Wednesday, May 03, 2006

Final Soc. Abstract

It is apparent that crime is socially constructed and that because of this, people view crime, as well as justice, in different ways. For instance, one person might view a crime such as a murder in which the criminal used a gun differently than another person. According to Kleck (2001) many people are inclined to make the assumption that because the criminal was allowed access to a gun, he was able to murder somebody with it, and that stricter gun laws would have prevented this crime. However, Kleck (2001) points out the idea that this conception of guns and the resulting fatalities from people having access to them is out of proportion. He asserts that it is actually the case that there would be more harm done if anti-gun laws were enforced because a criminal is not apt to follow the laws anyway, thus, these laws would simply be leaving the victim without an equal means of protection.
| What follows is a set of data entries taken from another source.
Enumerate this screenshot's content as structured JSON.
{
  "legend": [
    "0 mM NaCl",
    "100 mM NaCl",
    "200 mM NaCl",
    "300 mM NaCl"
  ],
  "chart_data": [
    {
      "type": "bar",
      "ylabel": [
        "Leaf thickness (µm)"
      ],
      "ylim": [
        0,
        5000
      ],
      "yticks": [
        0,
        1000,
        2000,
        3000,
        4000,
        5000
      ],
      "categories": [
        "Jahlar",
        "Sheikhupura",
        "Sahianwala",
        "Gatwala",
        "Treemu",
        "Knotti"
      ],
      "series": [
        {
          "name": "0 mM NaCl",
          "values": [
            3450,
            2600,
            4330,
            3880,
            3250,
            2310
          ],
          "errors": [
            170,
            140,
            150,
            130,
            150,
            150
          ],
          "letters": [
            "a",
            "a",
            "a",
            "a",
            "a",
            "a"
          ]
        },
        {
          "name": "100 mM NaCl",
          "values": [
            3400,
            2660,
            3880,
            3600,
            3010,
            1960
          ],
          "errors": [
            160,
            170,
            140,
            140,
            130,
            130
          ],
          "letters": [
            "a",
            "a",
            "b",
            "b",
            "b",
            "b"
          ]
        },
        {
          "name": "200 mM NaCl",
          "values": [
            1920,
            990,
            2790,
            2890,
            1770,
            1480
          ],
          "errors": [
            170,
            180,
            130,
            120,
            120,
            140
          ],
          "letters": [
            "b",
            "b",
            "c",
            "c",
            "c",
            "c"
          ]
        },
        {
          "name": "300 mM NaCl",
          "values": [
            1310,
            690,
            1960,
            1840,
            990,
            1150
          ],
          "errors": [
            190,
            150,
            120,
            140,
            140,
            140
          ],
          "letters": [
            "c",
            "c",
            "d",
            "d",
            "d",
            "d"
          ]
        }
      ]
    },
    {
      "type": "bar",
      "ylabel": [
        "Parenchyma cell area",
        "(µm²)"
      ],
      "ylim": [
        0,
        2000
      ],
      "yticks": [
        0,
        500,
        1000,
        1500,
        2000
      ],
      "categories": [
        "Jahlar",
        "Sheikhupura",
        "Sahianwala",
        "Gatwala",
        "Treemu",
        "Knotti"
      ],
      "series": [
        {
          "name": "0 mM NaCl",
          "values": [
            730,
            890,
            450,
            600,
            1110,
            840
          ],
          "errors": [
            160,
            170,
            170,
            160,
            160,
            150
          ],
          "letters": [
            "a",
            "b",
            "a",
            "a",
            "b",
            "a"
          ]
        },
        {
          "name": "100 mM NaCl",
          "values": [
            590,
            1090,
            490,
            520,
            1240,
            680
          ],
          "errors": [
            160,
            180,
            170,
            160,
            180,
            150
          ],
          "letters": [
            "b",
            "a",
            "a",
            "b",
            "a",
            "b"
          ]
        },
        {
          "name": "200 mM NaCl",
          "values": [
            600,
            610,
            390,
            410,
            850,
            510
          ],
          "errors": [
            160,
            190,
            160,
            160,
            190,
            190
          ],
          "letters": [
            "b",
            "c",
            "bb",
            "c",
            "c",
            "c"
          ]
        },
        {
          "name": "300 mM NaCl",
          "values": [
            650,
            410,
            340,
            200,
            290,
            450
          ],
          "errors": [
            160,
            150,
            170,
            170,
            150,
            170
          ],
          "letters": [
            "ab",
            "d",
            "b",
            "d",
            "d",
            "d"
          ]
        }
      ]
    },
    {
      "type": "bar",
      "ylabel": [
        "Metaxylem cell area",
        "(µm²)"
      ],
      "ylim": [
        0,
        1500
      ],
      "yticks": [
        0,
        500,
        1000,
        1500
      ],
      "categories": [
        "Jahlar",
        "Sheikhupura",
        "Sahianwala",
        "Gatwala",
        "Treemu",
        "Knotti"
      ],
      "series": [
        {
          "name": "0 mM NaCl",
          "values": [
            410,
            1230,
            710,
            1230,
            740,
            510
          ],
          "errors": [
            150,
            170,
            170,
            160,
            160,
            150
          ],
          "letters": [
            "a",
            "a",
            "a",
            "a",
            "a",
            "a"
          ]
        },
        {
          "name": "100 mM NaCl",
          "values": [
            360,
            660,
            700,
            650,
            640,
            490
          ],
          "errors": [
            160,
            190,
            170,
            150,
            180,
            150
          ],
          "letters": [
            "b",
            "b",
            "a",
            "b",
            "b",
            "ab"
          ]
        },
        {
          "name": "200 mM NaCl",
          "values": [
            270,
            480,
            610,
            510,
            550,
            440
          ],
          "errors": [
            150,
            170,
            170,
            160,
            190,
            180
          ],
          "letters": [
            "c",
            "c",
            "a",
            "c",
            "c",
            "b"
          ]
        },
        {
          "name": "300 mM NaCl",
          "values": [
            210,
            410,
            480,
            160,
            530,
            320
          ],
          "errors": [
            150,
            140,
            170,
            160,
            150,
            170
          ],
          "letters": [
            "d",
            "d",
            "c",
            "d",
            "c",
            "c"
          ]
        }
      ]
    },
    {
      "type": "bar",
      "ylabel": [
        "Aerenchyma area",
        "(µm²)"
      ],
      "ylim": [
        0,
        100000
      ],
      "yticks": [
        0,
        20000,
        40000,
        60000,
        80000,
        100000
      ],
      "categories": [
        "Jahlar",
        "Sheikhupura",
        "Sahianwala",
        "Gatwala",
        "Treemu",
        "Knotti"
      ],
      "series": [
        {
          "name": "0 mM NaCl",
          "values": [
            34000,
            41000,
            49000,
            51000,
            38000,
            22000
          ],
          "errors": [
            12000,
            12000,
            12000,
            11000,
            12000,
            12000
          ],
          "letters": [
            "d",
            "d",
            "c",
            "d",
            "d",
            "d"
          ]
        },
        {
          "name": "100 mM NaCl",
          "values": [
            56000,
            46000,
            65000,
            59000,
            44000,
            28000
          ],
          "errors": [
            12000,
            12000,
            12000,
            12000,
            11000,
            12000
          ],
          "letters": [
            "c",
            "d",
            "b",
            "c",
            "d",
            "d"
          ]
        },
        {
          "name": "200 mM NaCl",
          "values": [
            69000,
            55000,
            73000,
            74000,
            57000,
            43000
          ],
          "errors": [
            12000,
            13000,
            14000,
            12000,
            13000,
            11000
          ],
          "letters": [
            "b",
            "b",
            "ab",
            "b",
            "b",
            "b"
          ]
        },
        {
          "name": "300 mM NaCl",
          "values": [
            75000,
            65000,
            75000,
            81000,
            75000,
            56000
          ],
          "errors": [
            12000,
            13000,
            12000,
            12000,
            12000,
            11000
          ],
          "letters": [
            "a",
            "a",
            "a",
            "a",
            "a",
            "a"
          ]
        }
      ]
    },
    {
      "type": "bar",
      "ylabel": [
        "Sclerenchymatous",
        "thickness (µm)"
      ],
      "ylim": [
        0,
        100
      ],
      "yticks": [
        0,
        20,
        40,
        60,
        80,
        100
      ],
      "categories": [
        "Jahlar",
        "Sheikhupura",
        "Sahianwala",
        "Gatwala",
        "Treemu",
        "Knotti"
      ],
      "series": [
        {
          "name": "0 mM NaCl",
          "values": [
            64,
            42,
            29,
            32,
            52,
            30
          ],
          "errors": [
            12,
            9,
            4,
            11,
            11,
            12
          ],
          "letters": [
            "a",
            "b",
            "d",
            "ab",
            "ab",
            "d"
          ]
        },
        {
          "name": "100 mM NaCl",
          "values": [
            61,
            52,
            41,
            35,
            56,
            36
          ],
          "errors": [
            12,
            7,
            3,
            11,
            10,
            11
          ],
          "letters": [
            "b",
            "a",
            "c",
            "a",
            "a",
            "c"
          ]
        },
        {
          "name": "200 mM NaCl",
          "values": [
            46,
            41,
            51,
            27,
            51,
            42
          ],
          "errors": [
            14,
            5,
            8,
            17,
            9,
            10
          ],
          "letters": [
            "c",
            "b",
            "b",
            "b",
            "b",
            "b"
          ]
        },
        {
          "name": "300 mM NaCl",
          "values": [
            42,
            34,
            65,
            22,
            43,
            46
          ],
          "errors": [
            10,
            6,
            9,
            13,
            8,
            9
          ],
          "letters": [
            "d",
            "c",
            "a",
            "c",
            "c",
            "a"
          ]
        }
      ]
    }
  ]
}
Barak, Flavin, and Leighton (2001) reinforce the idea of the social construct of crime. They assert that the criminal justice system, as well as who is defined as a criminal is based upon social labels and that these labels are a “product of moral agents”. They also bring to light the fact that people often see people who are like them, (their same race, age, gender, and social status) as being less likely to be a threat than someone who does not fit into the same category as the person making the judgment. These ethnocentric views on crime and deviance often times affect how people relate to each other. If people view others who they feel are the same as them as being less likely to be violent, or criminal, then it is more likely that they will feel tension around and perhaps hostility towards people who they do not view as being their equals (Barak, Flavin, and Leighton 2001). Another issue Barak, Flavin, and Leighton (2001) bring up is that certain ethnic groups are more likely to be socially criminalized than others. For example, they use the image of the African-American women who trade sex for crack. They suggest it is more socially acceptable to perceive this image as true due to the social construct of crime than it would be to perceive the image of a middle-class white woman snorting cocaine (Barak, Flavin, and Leighton 2001).